阪神松田遼馬投手(19)が日刊スポーツ新聞社制定「エネルギッシュ・タイガース」(協賛=ECC)の8月度MVPに選出された。8月の成績は12試合に投げ防御率0・69。8月29日の巨人戦(東京ドーム)でサヨナラ弾を打たれるまで、プロ初登板から17試合19イニング無失点を記録。8日の広島戦(マツダスタジアム)で初ホールドをマークするなど、リリーフ陣の1人に定着した。

 19歳の右腕が頭角を現した。松田だ。まだあどけない表情からは、想像できない荒々しさが魅力。「ポスト球児」と言われる豪腕で0を並べた。

 「投げさせてもらえる所で、一生懸命投げるだけです」

 8月8日の広島戦でプロ初ホールドを挙げた。0-0の緊迫した7回に登板した。先頭の代打安部をスライダーで空振り三振。続く丸、菊池は直球を決め球に、3者連続三振を奪い無失点に抑えた。

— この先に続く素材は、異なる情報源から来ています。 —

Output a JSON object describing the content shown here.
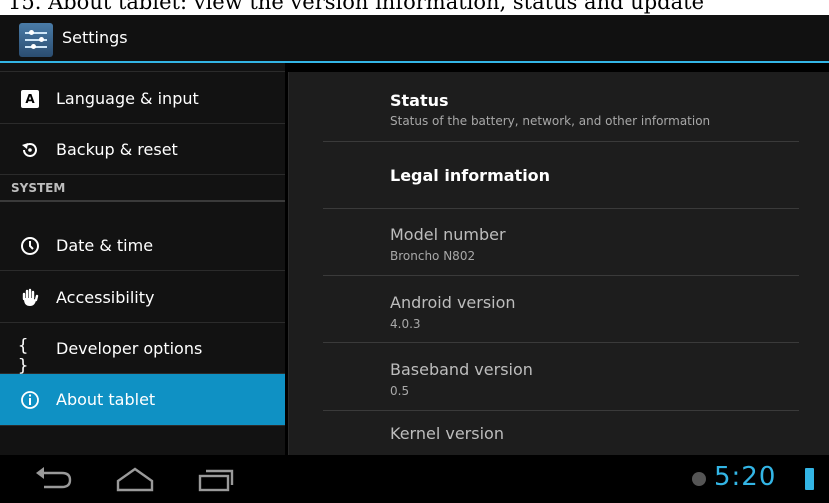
{
  "caption": "15. About tablet: view the version information, status and update",
  "action_bar": {
    "title": "Settings"
  },
  "left_pane": {
    "items_top": [
      {
        "label": "Language & input",
        "icon": "language-icon"
      },
      {
        "label": "Backup & reset",
        "icon": "backup-reset-icon"
      }
    ],
    "section_header": "SYSTEM",
    "items_system": [
      {
        "label": "Date & time",
        "icon": "clock-icon"
      },
      {
        "label": "Accessibility",
        "icon": "hand-icon"
      },
      {
        "label": "Developer options",
        "icon": "braces-icon"
      },
      {
        "label": "About tablet",
        "icon": "info-icon"
      }
    ],
    "selected": "About tablet"
  },
  "right_pane": {
    "items": [
      {
        "title": "Status",
        "subtitle": "Status of the battery, network, and other information"
      },
      {
        "title": "Legal information",
        "subtitle": ""
      },
      {
        "title": "Model number",
        "subtitle": "Broncho N802"
      },
      {
        "title": "Android version",
        "subtitle": "4.0.3"
      },
      {
        "title": "Baseband version",
        "subtitle": "0.5"
      },
      {
        "title": "Kernel version",
        "subtitle": ""
      }
    ]
  },
  "nav_bar": {
    "clock": "5:20"
  },
  "colors": {
    "accent": "#33b5e5",
    "selected": "#0f91c4"
  }
}
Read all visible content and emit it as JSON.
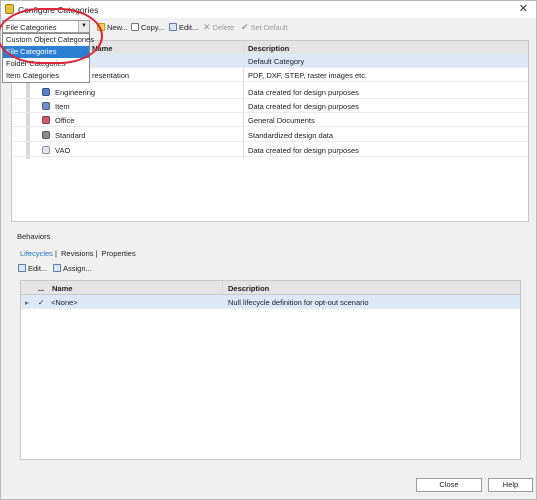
{
  "window": {
    "title": "Configure Categories",
    "close_glyph": "✕"
  },
  "toolbar": {
    "category_select": "File Categories",
    "new_label": "New...",
    "copy_label": "Copy...",
    "edit_label": "Edit...",
    "delete_label": "Delete",
    "set_default_label": "Set Default"
  },
  "dropdown": {
    "options": [
      "Custom Object Categories",
      "File Categories",
      "Folder Categories",
      "Item Categories"
    ],
    "selected_index": 1
  },
  "categories": {
    "columns": [
      "Name",
      "Description"
    ],
    "rows": [
      {
        "name": "",
        "description": "Default Category",
        "color": "",
        "selected": true
      },
      {
        "name": "resentation",
        "description": "PDF, DXF, STEP, raster images etc.",
        "color": ""
      },
      {
        "name": "Engineering",
        "description": "Data created for design purposes",
        "color": "#5b7fc4"
      },
      {
        "name": "Item",
        "description": "Data created for design purposes",
        "color": "#6d8fd0"
      },
      {
        "name": "Office",
        "description": "General Documents",
        "color": "#d05a6e"
      },
      {
        "name": "Standard",
        "description": "Standardized design data",
        "color": "#8c8c8c"
      },
      {
        "name": "VAO",
        "description": "Data created for design purposes",
        "color": "#dfe7f2"
      }
    ]
  },
  "behaviors": {
    "label": "Behaviors",
    "tabs": [
      "Lifecycles",
      "Revisions",
      "Properties"
    ],
    "active_tab": 0,
    "edit_label": "Edit...",
    "assign_label": "Assign...",
    "columns": [
      "...",
      "Name",
      "Description"
    ],
    "rows": [
      {
        "expand": "▸",
        "check": "✓",
        "name": "<None>",
        "description": "Null lifecycle definition for opt-out scenario"
      }
    ]
  },
  "footer": {
    "close_label": "Close",
    "help_label": "Help"
  }
}
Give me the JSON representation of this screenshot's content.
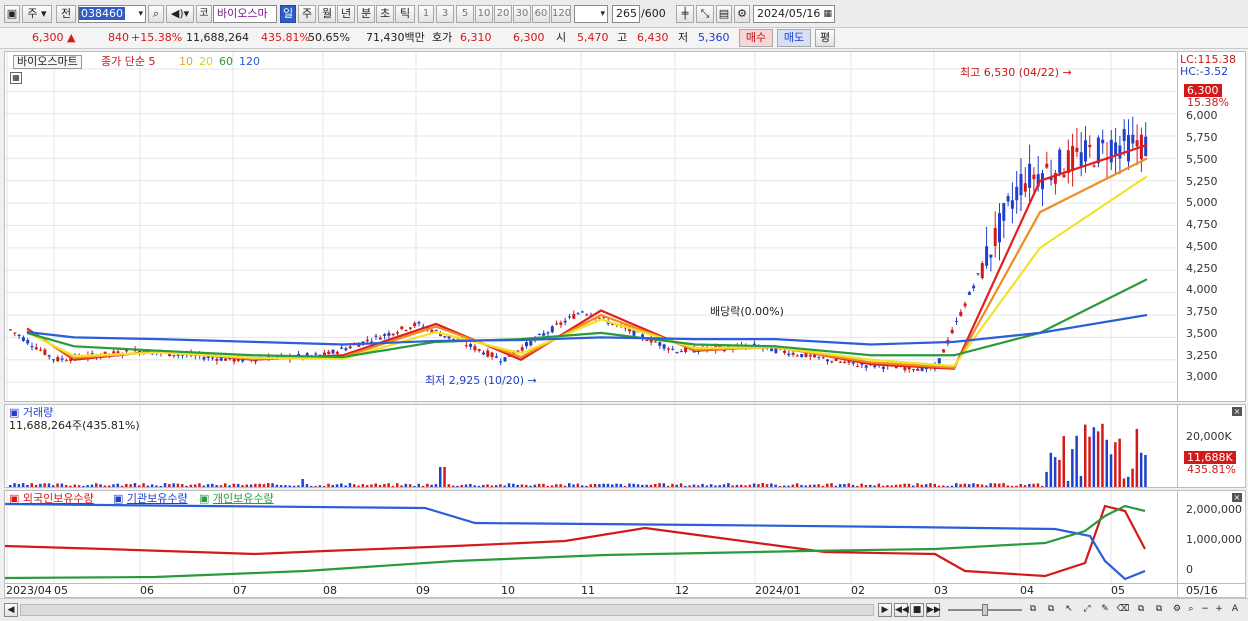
{
  "toolbar": {
    "market": "주",
    "prefix": "전",
    "code": "038460",
    "stock_name": "바이오스마",
    "market_tag": "코",
    "periods": [
      "일",
      "주",
      "월",
      "년",
      "분",
      "초",
      "틱"
    ],
    "selected_period": "일",
    "intervals": [
      "1",
      "3",
      "5",
      "10",
      "20",
      "30",
      "60",
      "120"
    ],
    "count": "265",
    "count_total": "/600",
    "date": "2024/05/16"
  },
  "info": {
    "price": "6,300",
    "change": "840",
    "change_pct": "+15.38%",
    "volume": "11,688,264",
    "volume_pct": "435.81%",
    "turnover_pct": "50.65%",
    "amount": "71,430백만",
    "ask_label": "호가",
    "ask_value": "6,310",
    "bid_value": "6,300",
    "open_label": "시",
    "open_value": "5,470",
    "high_label": "고",
    "high_value": "6,430",
    "low_label": "저",
    "low_value": "5,360",
    "buy_label": "매수",
    "sell_label": "매도",
    "eval_label": "평"
  },
  "price_panel": {
    "name": "바이오스마트",
    "ma_title": "종가 단순",
    "ma_periods": [
      "5",
      "10",
      "20",
      "60",
      "120"
    ],
    "high_note": "최고 6,530 (04/22)",
    "low_note": "최저 2,925 (10/20)",
    "dividend_note": "배당락(0.00%)",
    "lc": "LC:115.38",
    "hc": "HC:-3.52",
    "price_tag": "6,300",
    "price_tag_pct": "15.38%",
    "ticks": [
      "6,000",
      "5,750",
      "5,500",
      "5,250",
      "5,000",
      "4,750",
      "4,500",
      "4,250",
      "4,000",
      "3,750",
      "3,500",
      "3,250",
      "3,000"
    ]
  },
  "volume_panel": {
    "title": "거래량",
    "value": "11,688,264주(435.81%)",
    "tick": "20,000K",
    "tag": "11,688K",
    "tag_pct": "435.81%"
  },
  "holding_panel": {
    "series": [
      "외국인보유수량",
      "기관보유수량",
      "개인보유수량"
    ],
    "ticks": [
      "2,000,000",
      "1,000,000",
      "0"
    ]
  },
  "x_axis": {
    "labels": [
      "2023/04",
      "05",
      "06",
      "07",
      "08",
      "09",
      "10",
      "11",
      "12",
      "2024/01",
      "02",
      "03",
      "04",
      "05"
    ],
    "end_label": "05/16"
  },
  "colors": {
    "up": "#d21a1a",
    "down": "#1f3fcc",
    "ma5": "#e02020",
    "ma10": "#f08c1e",
    "ma20": "#f2e22a",
    "ma60": "#2a9a3c",
    "ma120": "#2b5ed8"
  },
  "chart_data": {
    "type": "line",
    "x": [
      "2023/04",
      "2023/05",
      "2023/06",
      "2023/07",
      "2023/08",
      "2023/09",
      "2023/10",
      "2023/11",
      "2023/12",
      "2024/01",
      "2024/02",
      "2024/03",
      "2024/04",
      "2024/05"
    ],
    "series": [
      {
        "name": "5",
        "values": [
          3600,
          3250,
          3350,
          3250,
          3300,
          3650,
          3250,
          3800,
          3350,
          3400,
          3200,
          3150,
          5250,
          5650
        ]
      },
      {
        "name": "10",
        "values": [
          3580,
          3270,
          3340,
          3260,
          3280,
          3620,
          3280,
          3750,
          3360,
          3390,
          3220,
          3160,
          4900,
          5500
        ]
      },
      {
        "name": "20",
        "values": [
          3560,
          3290,
          3330,
          3270,
          3260,
          3560,
          3320,
          3700,
          3380,
          3390,
          3250,
          3180,
          4500,
          5300
        ]
      },
      {
        "name": "60",
        "values": [
          3550,
          3400,
          3350,
          3300,
          3280,
          3450,
          3480,
          3550,
          3420,
          3400,
          3300,
          3300,
          3550,
          4150
        ]
      },
      {
        "name": "120",
        "values": [
          3560,
          3500,
          3480,
          3450,
          3420,
          3460,
          3470,
          3500,
          3480,
          3480,
          3420,
          3450,
          3550,
          3750
        ]
      }
    ],
    "ylim": [
      2800,
      6600
    ]
  }
}
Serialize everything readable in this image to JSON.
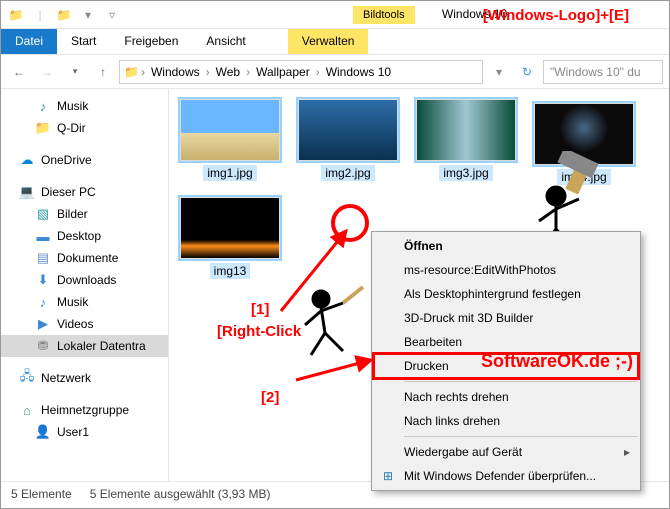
{
  "titlebar": {
    "tools_tab": "Bildtools",
    "title": "Windows 10"
  },
  "shortcut_anno": "[Windows-Logo]+[E]",
  "ribbon": {
    "file": "Datei",
    "start": "Start",
    "share": "Freigeben",
    "view": "Ansicht",
    "manage": "Verwalten"
  },
  "breadcrumb": {
    "c0": "Windows",
    "c1": "Web",
    "c2": "Wallpaper",
    "c3": "Windows 10"
  },
  "search": {
    "placeholder": "\"Windows 10\" du"
  },
  "tree": {
    "music": "Musik",
    "qdir": "Q-Dir",
    "onedrive": "OneDrive",
    "thispc": "Dieser PC",
    "pictures": "Bilder",
    "desktop": "Desktop",
    "documents": "Dokumente",
    "downloads": "Downloads",
    "music2": "Musik",
    "videos": "Videos",
    "localdisk": "Lokaler Datentra",
    "network": "Netzwerk",
    "homegroup": "Heimnetzgruppe",
    "user": "User1"
  },
  "thumbs": {
    "i1": "img1.jpg",
    "i2": "img2.jpg",
    "i3": "img3.jpg",
    "i4": "img4.jpg",
    "i5": "img13"
  },
  "context": {
    "open": "Öffnen",
    "editphotos": "ms-resource:EditWithPhotos",
    "setbg": "Als Desktophintergrund festlegen",
    "print3d": "3D-Druck mit 3D Builder",
    "edit": "Bearbeiten",
    "print": "Drucken",
    "rotr": "Nach rechts drehen",
    "rotl": "Nach links drehen",
    "cast": "Wiedergabe auf Gerät",
    "defender": "Mit Windows Defender überprüfen..."
  },
  "status": {
    "count": "5 Elemente",
    "sel": "5 Elemente ausgewählt (3,93 MB)"
  },
  "anno": {
    "one": "[1]",
    "two": "[2]",
    "rc": "[Right-Click"
  },
  "brand": "SoftwareOK.de ;-)"
}
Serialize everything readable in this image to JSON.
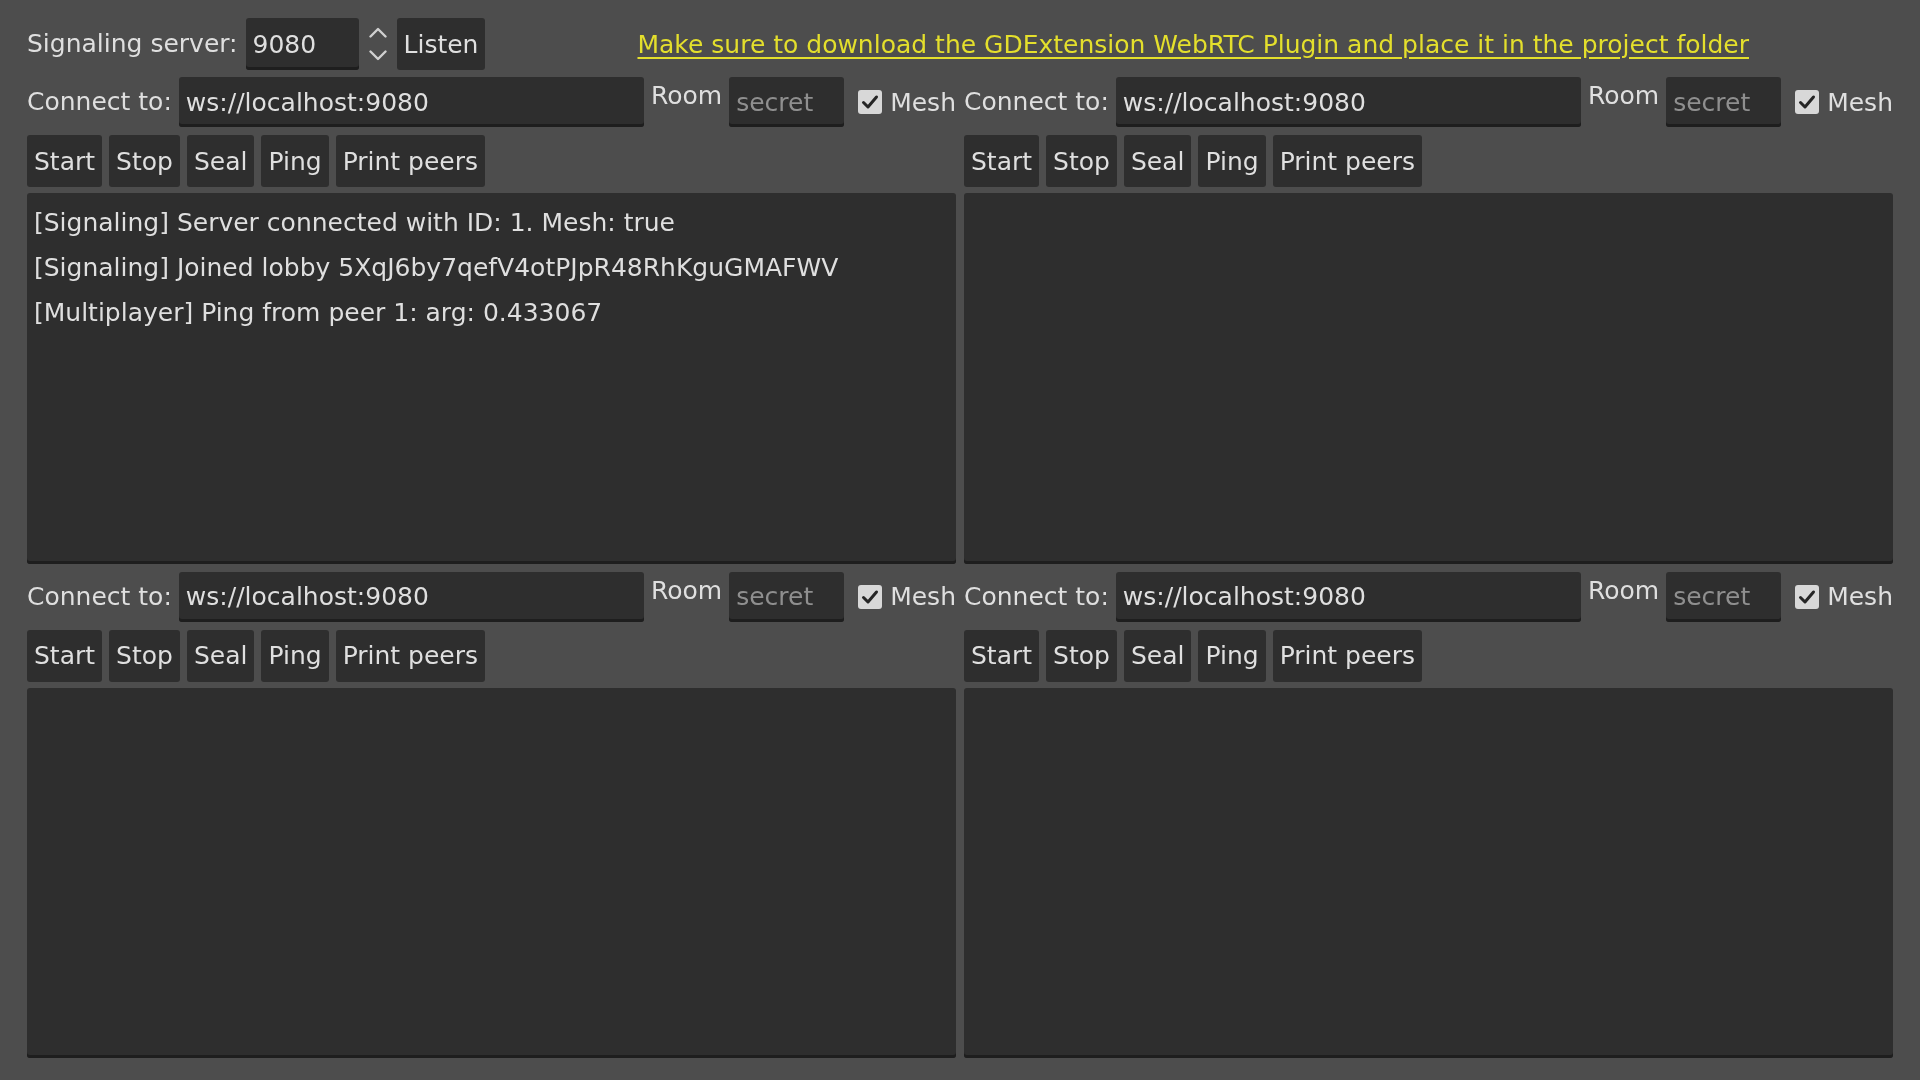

 無失点イニング数を重ねていった。「一番若いのが入って、ブルペンも勢いがつく。肩の状態もあるので、休ませながら使いたい」と中西投手コーチ。今春は1軍のキャンプに参加したが、右肩の張りを訴え離脱した。リハビリを乗り越えた2年目の松田が、ベテラン中継ぎ陣の中で躍動。圧巻のゼロ行進に、首脳陣からの信頼も厚くなっていった。次第に接戦の場面で登板する機会も増えた。

 「ミットに向けて思い切り投げるだけです。自分の仕事をしっかりするだけです」

 当初は大差リードか負けている状況での登板だった。だが、4日の巨人戦(東京ドーム)から勝ちパターンに組み込まれた。6点リードの7回、後輩藤浪からマウンドを受けた。中西コーチは「(藤浪に)代打を出した時点で1点差だったけど、遼馬とブルペンには伝えた」。1点差でも松田を投入したことを明かした。

 29日の巨人戦でサヨナラ弾を打たれるまで、7月13日のDeNA戦(甲子園)のプロ初登板から無失点を17試合、19イニングまで伸ばした。1軍のリリーフ陣の一角を担っている。

 勝負が懸かったマウンドでもやることは同じ。無心に腕を振っていく。真夏の虎に頼もしいリョウマが台頭した。